SURABAYA, iNewsSurabaya.id – Kejaksaan Negeri (Kejari) Tanjung Perak Surabaya resmi menetapkan enam orang tersangka dalam dugaan tindak pidana korupsi pekerjaan pemeliharaan dan pengusahaan kolam Pelabuhan Tanjung Perak tahun 2023–2024.
Kasus ini melibatkan manajemen PT Pelabuhan Indonesia (Pelindo) Persero Regional 3 dan jajaran direksi PT Alur Pelayaran Barat Surabaya (APBS) terkait kegiatan pengerukan (dredging) kolam pelabuhan.
Enam tersangka itu antara lain, AWB, Regional Head Pelindo Regional 3 (2021–2024), HES, Division Head Teknik Pelindo Regional 3, EHH, Senior Manager Pemeliharaan Fasilitas Pelabuhan Pelindo Regional 3, M, Direktur Utama PT APBS (2020–2024), MYC, Direktur Komersial Operasi dan Teknik PT APBS (2021–2024) dan DYS, Manajer Operasi dan Teknik PT APBS (2020–2024).
Usai penetapan tersangka, keenamnya langsung ditahan selama 20 hari ke depan, mulai 27 November hingga 16 Desember 2025. Masing-masing di Rutan Kelas I Surabaya dan Rutan Kejaksaan Tinggi Jawa Timur. Penahanan dilakukan untuk mempermudah proses penyidikan.
Kepala Kejari Tanjung Perak, Darwis Burhansyah mengungkapkan, penyidik menemukan adanya perbuatan melawan hukum dalam pelaksanaan pekerjaan tersebut. Pengerukan dilakukan tanpa perjanjian konsesi, tanpa surat penugasan dari Kementerian Perhubungan, serta tanpa izin Kantor Kesyahbandaran dan Otoritas Pelabuhan (KSOP).
“Setelah penyidik memperoleh alat bukti yang cukup sebagaimana diatur dalam Pasal 184 KUHAP, dan melalui proses ekspose perkara, kami menetapkan enam orang sebagai tersangka,” ujar Darwis, Kamis (27/11/2025).
Dari hasil penyidikan, para tersangka diduga melakukan sejumlah pelanggaran. Antara lain, pengerukan kolam pelabuhan tanpa perjanjian konsesi dan tanpa izin KSOP, penunjukan langsung PT APBS sebagai pelaksana meski tidak memiliki kapal dan tidak kompeten di bidang pengerukan, markup HPS/OE hingga Rp200 miliar tanpa konsultan dan tanpa engineering estimate.

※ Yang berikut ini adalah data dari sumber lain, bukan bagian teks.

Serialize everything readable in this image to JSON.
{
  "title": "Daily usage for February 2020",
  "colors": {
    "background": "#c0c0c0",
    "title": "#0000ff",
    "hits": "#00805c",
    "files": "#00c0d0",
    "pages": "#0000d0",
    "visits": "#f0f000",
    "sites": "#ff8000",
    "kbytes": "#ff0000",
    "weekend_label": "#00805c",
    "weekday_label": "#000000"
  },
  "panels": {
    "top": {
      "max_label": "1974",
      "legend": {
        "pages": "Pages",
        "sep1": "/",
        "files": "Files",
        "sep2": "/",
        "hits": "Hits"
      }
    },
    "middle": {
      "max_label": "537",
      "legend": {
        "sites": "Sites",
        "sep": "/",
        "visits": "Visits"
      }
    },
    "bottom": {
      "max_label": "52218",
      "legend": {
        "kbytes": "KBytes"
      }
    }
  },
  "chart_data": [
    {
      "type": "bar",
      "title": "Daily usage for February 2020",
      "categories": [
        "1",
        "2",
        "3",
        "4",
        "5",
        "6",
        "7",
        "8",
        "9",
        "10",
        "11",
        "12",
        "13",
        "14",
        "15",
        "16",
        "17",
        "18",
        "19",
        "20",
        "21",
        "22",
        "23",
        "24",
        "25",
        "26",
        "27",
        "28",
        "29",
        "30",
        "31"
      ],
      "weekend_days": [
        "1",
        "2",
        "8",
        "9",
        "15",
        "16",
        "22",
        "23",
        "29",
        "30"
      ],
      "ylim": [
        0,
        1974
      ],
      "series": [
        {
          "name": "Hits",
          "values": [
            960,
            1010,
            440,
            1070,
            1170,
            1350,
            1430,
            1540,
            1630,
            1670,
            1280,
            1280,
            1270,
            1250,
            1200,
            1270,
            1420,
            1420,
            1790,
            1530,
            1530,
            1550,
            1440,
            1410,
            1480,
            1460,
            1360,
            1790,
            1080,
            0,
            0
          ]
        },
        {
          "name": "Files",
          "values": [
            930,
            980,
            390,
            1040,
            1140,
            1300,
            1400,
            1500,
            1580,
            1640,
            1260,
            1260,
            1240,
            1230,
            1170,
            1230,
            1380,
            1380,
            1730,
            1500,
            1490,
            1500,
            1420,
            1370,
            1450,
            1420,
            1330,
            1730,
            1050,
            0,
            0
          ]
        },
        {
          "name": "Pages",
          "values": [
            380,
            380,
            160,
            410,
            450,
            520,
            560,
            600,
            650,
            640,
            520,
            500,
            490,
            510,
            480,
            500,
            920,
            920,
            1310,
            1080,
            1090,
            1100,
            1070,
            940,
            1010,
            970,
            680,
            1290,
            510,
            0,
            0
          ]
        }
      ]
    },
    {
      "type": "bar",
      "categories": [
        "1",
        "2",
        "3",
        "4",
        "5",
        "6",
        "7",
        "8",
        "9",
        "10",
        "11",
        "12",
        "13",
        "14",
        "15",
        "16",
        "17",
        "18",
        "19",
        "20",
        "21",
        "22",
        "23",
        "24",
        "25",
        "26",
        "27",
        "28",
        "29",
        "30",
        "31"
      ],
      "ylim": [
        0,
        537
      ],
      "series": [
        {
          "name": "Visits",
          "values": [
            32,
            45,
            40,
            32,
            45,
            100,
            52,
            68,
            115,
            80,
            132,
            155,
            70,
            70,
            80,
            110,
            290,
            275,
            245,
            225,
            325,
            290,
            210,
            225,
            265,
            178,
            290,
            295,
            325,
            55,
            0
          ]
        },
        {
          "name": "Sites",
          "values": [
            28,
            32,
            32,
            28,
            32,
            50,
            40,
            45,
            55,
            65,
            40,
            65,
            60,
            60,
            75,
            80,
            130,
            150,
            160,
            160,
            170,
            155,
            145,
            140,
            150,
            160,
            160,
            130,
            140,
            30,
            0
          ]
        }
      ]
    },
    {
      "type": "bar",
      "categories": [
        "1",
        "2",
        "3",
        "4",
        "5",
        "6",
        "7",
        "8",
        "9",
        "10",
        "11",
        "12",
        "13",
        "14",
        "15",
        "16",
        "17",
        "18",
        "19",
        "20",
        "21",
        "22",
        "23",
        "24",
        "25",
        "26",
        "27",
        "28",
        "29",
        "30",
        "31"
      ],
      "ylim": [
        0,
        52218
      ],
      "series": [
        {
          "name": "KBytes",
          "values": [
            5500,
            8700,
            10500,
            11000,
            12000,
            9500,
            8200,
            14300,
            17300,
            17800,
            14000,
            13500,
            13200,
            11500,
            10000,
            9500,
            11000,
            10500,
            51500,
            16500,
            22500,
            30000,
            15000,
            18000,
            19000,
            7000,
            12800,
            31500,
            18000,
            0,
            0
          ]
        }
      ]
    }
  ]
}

Lalu, pengalihan pekerjaan kepada pihak ketiga (PT Rukindo dan PT SAI) tanpa dasar sah dan manipulasi anggaran dan pengadaan tanpa dokumen KKPRL (Kesesuaian Kegiatan Pemanfaatan Ruang Laut). Kerugian negara masih dihitung oleh Badan Pengawasan Keuangan dan Pembangunan (BPKP), namun estimasi awal mendekati nilai kontrak, yaitu Rp196 miliar.